Mario Party: Star Rush does a lot to recreate the feeling of couch-based multiplayer and pioneers with a handful of new modes, but succumbs to its portable limitations in time.
The original Mario Party titles still stand as some of the greatest 4-player, couch co-op titles around. Their accessibility and competitive nature drove countless hours of consumption amongst core and casual audiences alike, but the series has seen a dip in prominence with more modern installments. Perhaps this is a natural phenomenon owing to the fact that the medium is still evolving, but that isn’t stopping Nintendo from ensuring that the franchise lives on in the form of the recently released Mario Party: Star Rush for the Nintendo 3DS.
Unlike the vehicle-centric Mario Party 10 on Wii U, Star Rush is more of a return to the series’ tried and true formula – albeit one that has taken into consideration the isolating nature of a handheld gaming console. To Nintendo’s credit, the developer has gone about implementing a way for those that don’t have the game (but own a 3DS) to get in on the action, and it helps to break down the barriers that were so prominent in the hardware’s previous lacklustre iteration, Island Tour. By simply downloading a Mario Party-branded application referred to as “Party Guest” on the eShop, up to three additional users sans Party can partake in the action – provided at least one user has the game.
While the download is a great option for those attempting to recreate the living room sessions that the home console versions provided, Star Rush never does quite capture that magic of playing whilst gathered around the television. This is simply the result of the hardware’s single-player design – something that the Nintendo Switch seems keen on clearing up – but Nintendo has done its due diligence in ensuring that multiplayer is as accessible as possible. Even then, there are still several core modes for players that may not have friends or siblings with additional 3DS units on-hand.

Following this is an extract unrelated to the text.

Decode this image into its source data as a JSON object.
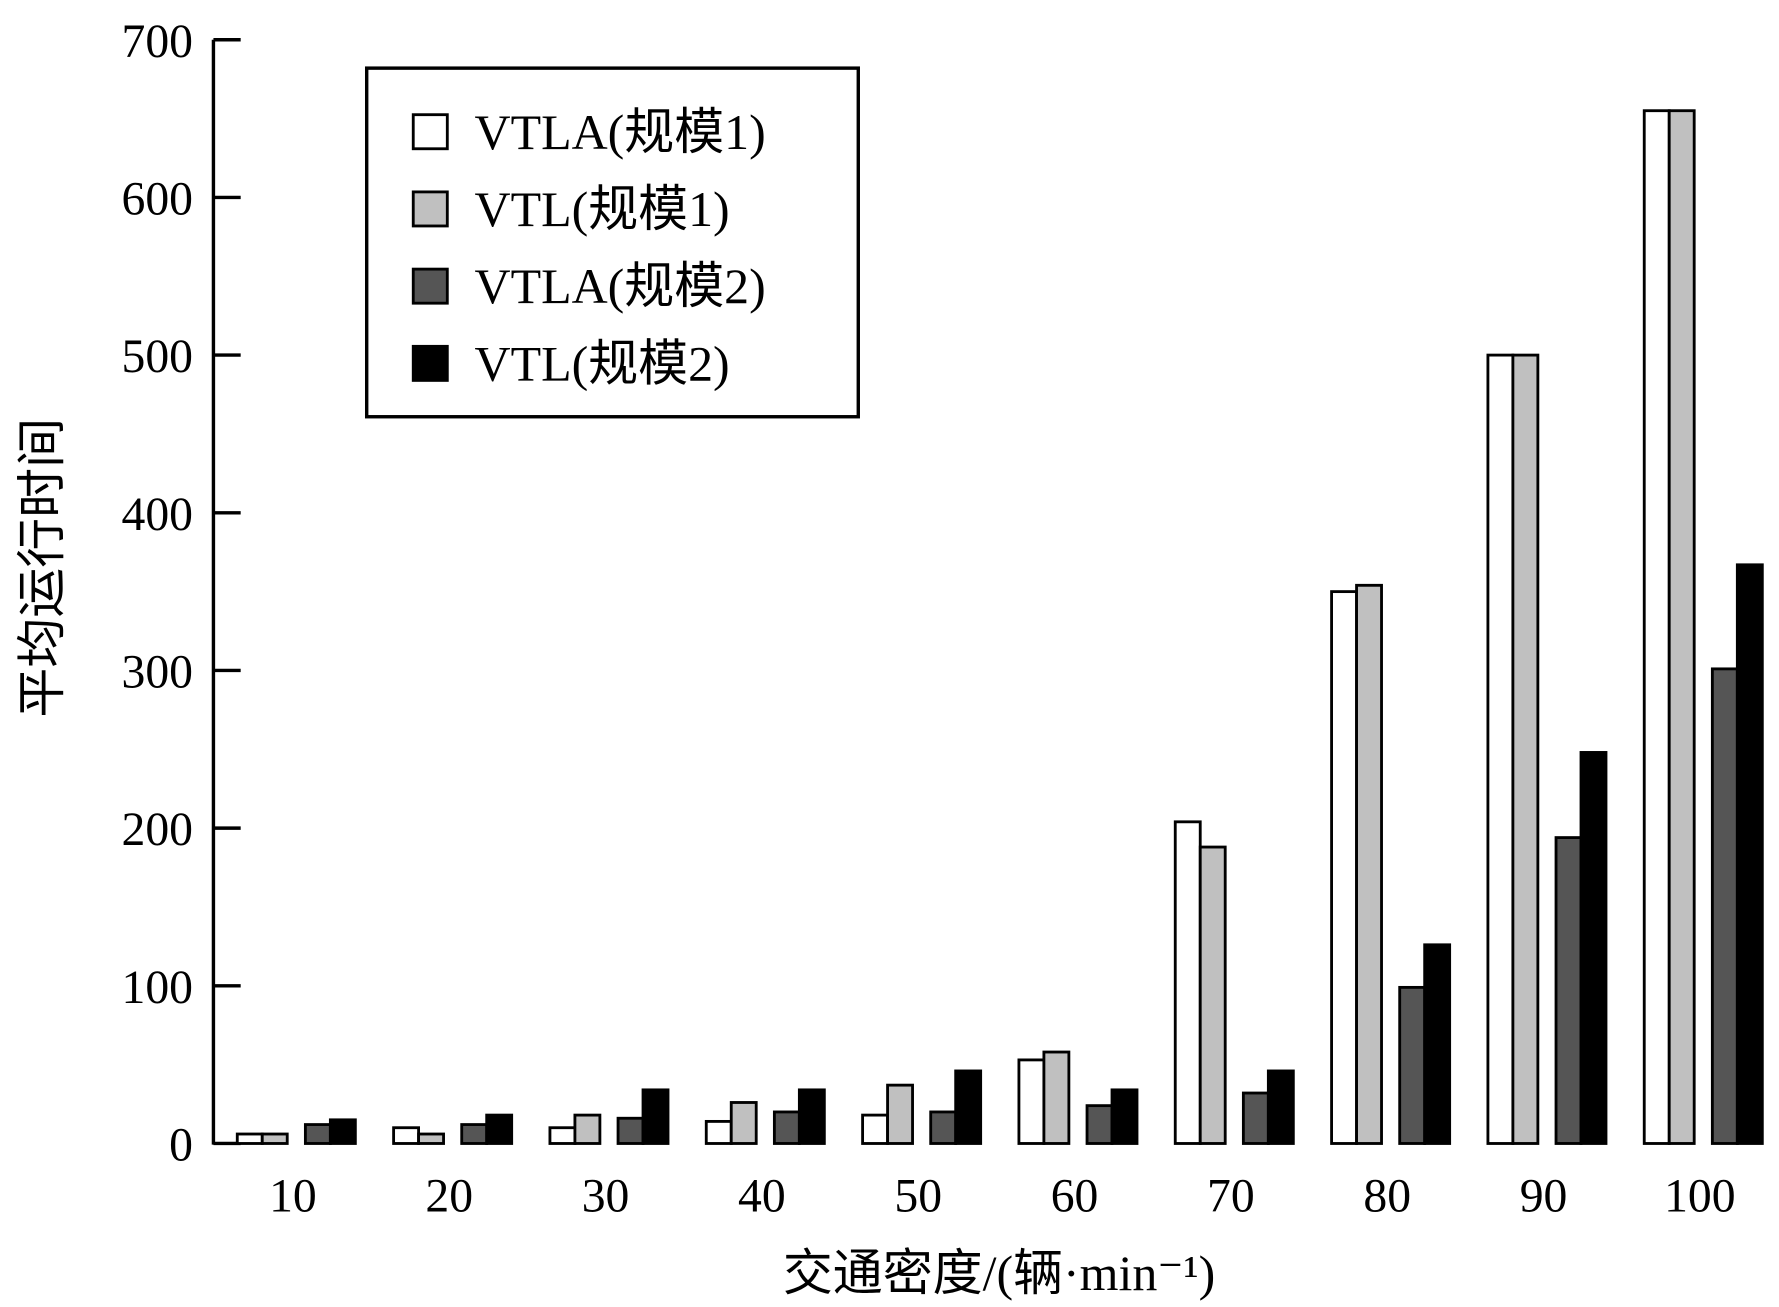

In lieu of multiplayer accessibility, the developers behind the product have implemented an RPG system of sorts that allows gamers to level up as they play. As new tiers are reached by users, new characters and modes will unlock, which will cultivate a strong desire on the part of players to earn everything that is tucked away. The process can, at times, feel like a bit of a grind, but the Party title will roll out a new mode just as a sense of tediousness begins to set in – giving fans a new way to play. Admittedly, unlocking everything doesn’t take an absurd amount of time, which is probably best for players hoping to engage with immediate friends and additional content.
In total, seven different modes await players in Mario Party: Star Rush in the form of Toad Scramble, Coinathalon, Balloon Bash, Rhythm Recital, Mario Shuffle, Boo’s Block Party, and Challenge Tower. Each offer a different way to play, with Toad Scramble quickly ascending above the others. Throwing users into the role of the ever-generic Toad, players are required to maneuver around a grid utilizing dice rolls. Others change things up by encouraging fast-paced coin collection or strategic Star gathering, and the game does innovate through these venues.

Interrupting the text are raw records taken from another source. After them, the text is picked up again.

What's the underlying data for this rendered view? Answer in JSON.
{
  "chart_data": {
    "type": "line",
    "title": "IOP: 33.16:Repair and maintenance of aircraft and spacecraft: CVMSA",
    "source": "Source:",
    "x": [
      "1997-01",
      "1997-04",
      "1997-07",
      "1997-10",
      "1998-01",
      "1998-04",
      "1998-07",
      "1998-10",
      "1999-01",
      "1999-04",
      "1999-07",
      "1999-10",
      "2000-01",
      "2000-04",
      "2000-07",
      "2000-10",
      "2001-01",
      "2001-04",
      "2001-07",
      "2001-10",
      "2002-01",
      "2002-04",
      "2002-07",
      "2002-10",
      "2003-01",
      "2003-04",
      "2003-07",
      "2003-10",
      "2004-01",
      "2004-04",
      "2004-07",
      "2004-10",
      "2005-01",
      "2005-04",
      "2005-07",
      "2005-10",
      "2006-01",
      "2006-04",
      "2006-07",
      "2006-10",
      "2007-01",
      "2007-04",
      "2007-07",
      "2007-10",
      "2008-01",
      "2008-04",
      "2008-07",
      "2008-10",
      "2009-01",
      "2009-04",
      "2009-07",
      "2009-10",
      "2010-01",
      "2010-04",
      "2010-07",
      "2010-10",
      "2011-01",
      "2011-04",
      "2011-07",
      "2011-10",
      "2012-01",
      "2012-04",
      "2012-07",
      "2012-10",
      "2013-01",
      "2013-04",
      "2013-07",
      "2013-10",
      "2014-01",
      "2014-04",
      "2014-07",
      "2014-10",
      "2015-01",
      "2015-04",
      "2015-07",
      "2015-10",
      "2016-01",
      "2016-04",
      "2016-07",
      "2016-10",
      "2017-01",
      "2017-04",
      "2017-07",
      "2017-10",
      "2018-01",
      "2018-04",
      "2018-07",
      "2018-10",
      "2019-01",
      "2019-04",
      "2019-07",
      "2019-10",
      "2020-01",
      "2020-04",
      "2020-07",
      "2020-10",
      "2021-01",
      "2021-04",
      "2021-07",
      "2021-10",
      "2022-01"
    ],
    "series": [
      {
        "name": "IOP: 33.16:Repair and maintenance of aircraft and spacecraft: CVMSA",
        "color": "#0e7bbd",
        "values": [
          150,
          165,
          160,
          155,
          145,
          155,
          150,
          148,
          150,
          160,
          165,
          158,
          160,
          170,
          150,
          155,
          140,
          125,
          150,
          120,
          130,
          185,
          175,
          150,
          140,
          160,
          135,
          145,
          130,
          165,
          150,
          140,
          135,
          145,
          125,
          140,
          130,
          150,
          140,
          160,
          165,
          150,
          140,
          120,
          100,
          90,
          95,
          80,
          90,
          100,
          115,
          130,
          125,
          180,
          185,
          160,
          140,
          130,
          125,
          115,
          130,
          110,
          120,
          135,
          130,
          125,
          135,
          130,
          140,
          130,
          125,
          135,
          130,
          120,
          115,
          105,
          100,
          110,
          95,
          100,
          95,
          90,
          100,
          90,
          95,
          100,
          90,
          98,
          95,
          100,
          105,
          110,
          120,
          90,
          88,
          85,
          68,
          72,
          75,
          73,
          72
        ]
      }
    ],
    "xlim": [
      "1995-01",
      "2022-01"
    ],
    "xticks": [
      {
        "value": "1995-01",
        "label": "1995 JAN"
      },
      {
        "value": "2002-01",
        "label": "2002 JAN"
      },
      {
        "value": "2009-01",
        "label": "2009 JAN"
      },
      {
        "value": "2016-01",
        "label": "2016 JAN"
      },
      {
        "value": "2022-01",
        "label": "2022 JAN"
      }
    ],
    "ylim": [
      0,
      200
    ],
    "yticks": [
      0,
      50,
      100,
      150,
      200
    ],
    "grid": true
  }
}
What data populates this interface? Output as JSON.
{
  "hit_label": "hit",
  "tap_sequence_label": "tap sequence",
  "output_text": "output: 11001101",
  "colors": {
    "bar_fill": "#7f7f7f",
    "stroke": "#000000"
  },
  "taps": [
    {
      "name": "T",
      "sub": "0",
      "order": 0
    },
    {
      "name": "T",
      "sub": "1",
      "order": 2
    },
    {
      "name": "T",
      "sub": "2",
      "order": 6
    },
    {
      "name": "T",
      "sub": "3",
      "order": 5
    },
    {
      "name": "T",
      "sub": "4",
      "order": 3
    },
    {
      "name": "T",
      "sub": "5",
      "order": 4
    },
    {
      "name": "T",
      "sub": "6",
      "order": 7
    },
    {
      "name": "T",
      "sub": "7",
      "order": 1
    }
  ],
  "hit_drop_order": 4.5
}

What’s lacking, however, is the tried and true layout that gamers accustomed to the series may have expected. Instead of turn-based dice punches and movements that will send users through a standard looped board, fans are instead thrown into a series of different grids (in several of the core modes, at least) and will move simultaneously alongside their opponents. It’s a significant changeup that is sure to strike many as odd, but it is an effective change of pace when stacked up alongside previous iterations. It’s not as if this is an overwhelmingly negative note, but it feels somewhat incomplete when resources have been dedicated to a few game modes that don’t standout as must-have experiences.

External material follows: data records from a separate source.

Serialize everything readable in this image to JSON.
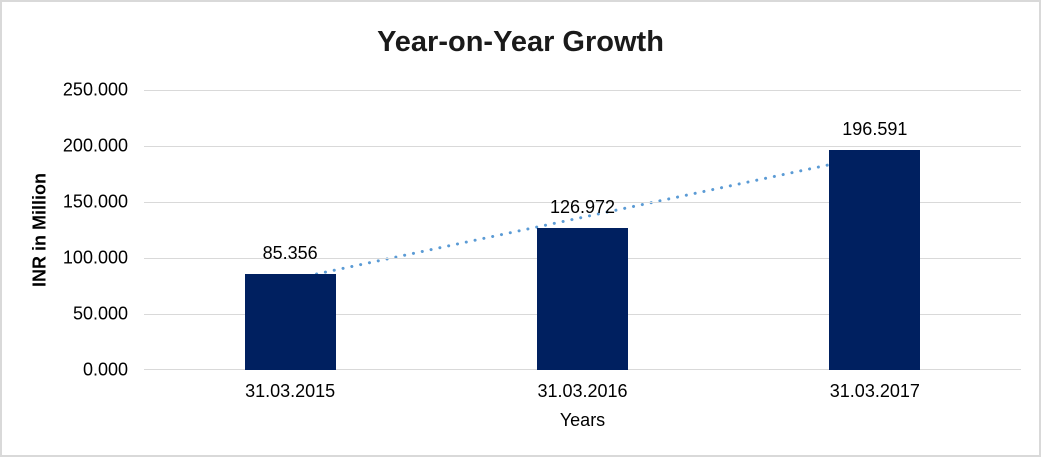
{
  "chart_data": {
    "type": "bar",
    "title": "Year-on-Year Growth",
    "xlabel": "Years",
    "ylabel": "INR in Million",
    "categories": [
      "31.03.2015",
      "31.03.2016",
      "31.03.2017"
    ],
    "values": [
      85.356,
      126.972,
      196.591
    ],
    "value_labels": [
      "85.356",
      "126.972",
      "196.591"
    ],
    "ylim": [
      0,
      250
    ],
    "ytick_labels": [
      "250.000",
      "200.000",
      "150.000",
      "100.000",
      "50.000",
      "0.000"
    ],
    "grid": "horizontal",
    "legend": "none",
    "bar_color": "#002060",
    "gridline_color": "#d9d9d9",
    "trendline": {
      "type": "linear",
      "style": "dotted",
      "color": "#5B9BD5"
    }
  }
}
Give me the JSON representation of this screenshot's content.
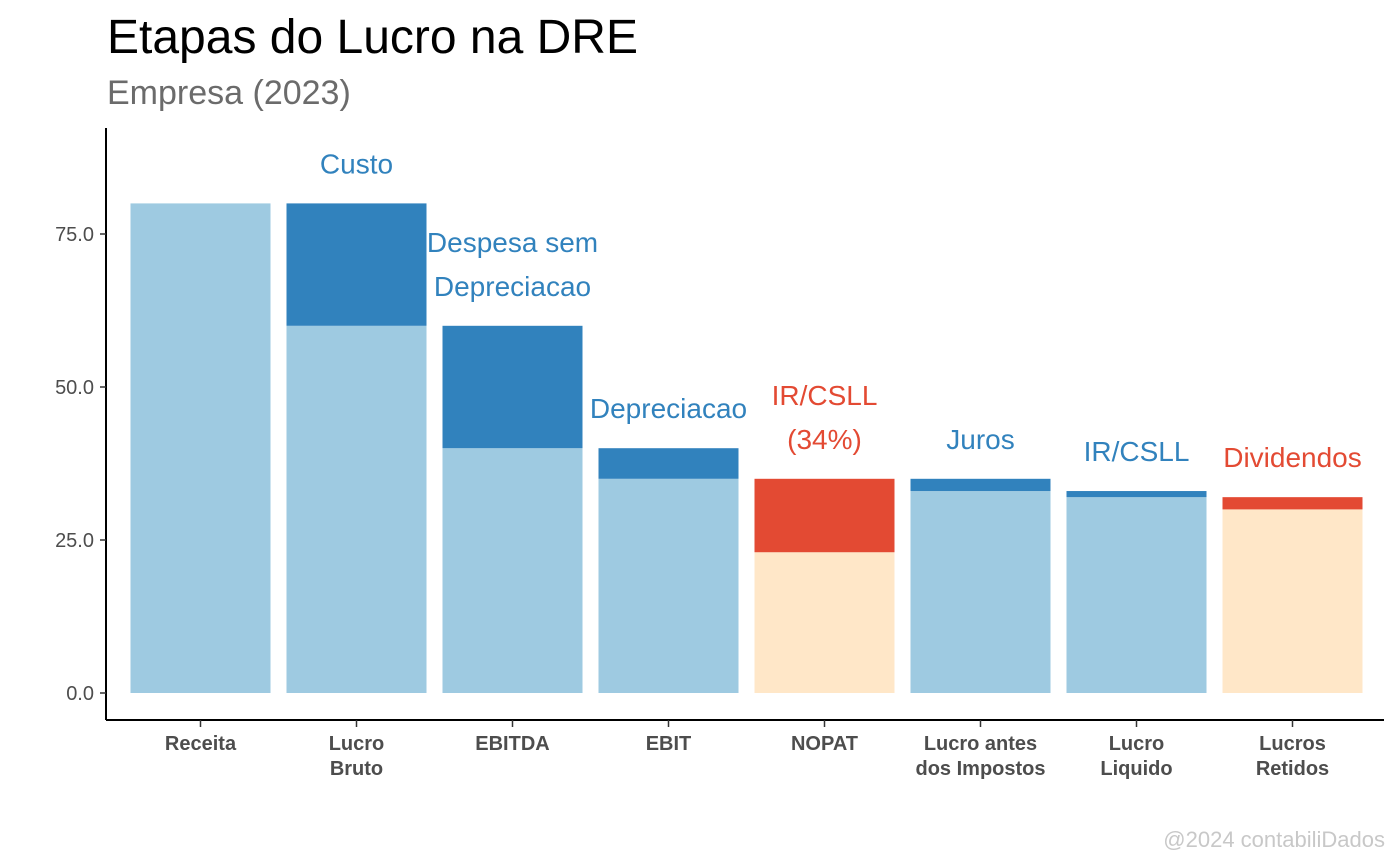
{
  "chart_data": {
    "type": "bar",
    "stacked": true,
    "title": "Etapas do Lucro na DRE",
    "subtitle": "Empresa (2023)",
    "caption": "@2024 contabiliDados",
    "xlabel": "",
    "ylabel": "",
    "ylim": [
      0,
      90
    ],
    "yticks": [
      "0.0",
      "25.0",
      "50.0",
      "75.0"
    ],
    "ytick_values": [
      0,
      25,
      50,
      75
    ],
    "grid": false,
    "categories": [
      [
        "Receita"
      ],
      [
        "Lucro",
        "Bruto"
      ],
      [
        "EBITDA"
      ],
      [
        "EBIT"
      ],
      [
        "NOPAT"
      ],
      [
        "Lucro antes",
        "dos Impostos"
      ],
      [
        "Lucro",
        "Liquido"
      ],
      [
        "Lucros",
        "Retidos"
      ]
    ],
    "base_values": [
      80,
      60,
      40,
      35,
      23,
      33,
      32,
      30
    ],
    "deduction_values": [
      0,
      20,
      20,
      5,
      12,
      2,
      1,
      2
    ],
    "base_colors": [
      "#9ecae1",
      "#9ecae1",
      "#9ecae1",
      "#9ecae1",
      "#ffe7c8",
      "#9ecae1",
      "#9ecae1",
      "#ffe7c8"
    ],
    "deduction_colors": [
      "#3182bd",
      "#3182bd",
      "#3182bd",
      "#3182bd",
      "#e34a33",
      "#3182bd",
      "#3182bd",
      "#e34a33"
    ],
    "annotations": [
      null,
      [
        "Custo"
      ],
      [
        "Despesa sem",
        "Depreciacao"
      ],
      [
        "Depreciacao"
      ],
      [
        "IR/CSLL",
        "(34%)"
      ],
      [
        "Juros"
      ],
      [
        "IR/CSLL"
      ],
      [
        "Dividendos"
      ]
    ]
  }
}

In closing, Mario Party: Star Rush is an enjoyable sign that Nintendo is still willing to experiment with the series. More importantly, it’s proof that the developer will go out of its way to accommodate those hoping to play with nearby friends, and that’s a noteworthy selling point for a notorious multiplayer title. It may not be a revolutionary leap forward for the property, but it’s an enjoyable step in the right direction that offers 3DS owners something that’s as familiar as it can be different.
Mario Party: Star Rush is currently available on Nintendo 3DS and Nintendo 2DS.
Nintendo provided Game Rant with a physical copy of Mario Party: Star Rush on Nintendo 3DS for review purposes.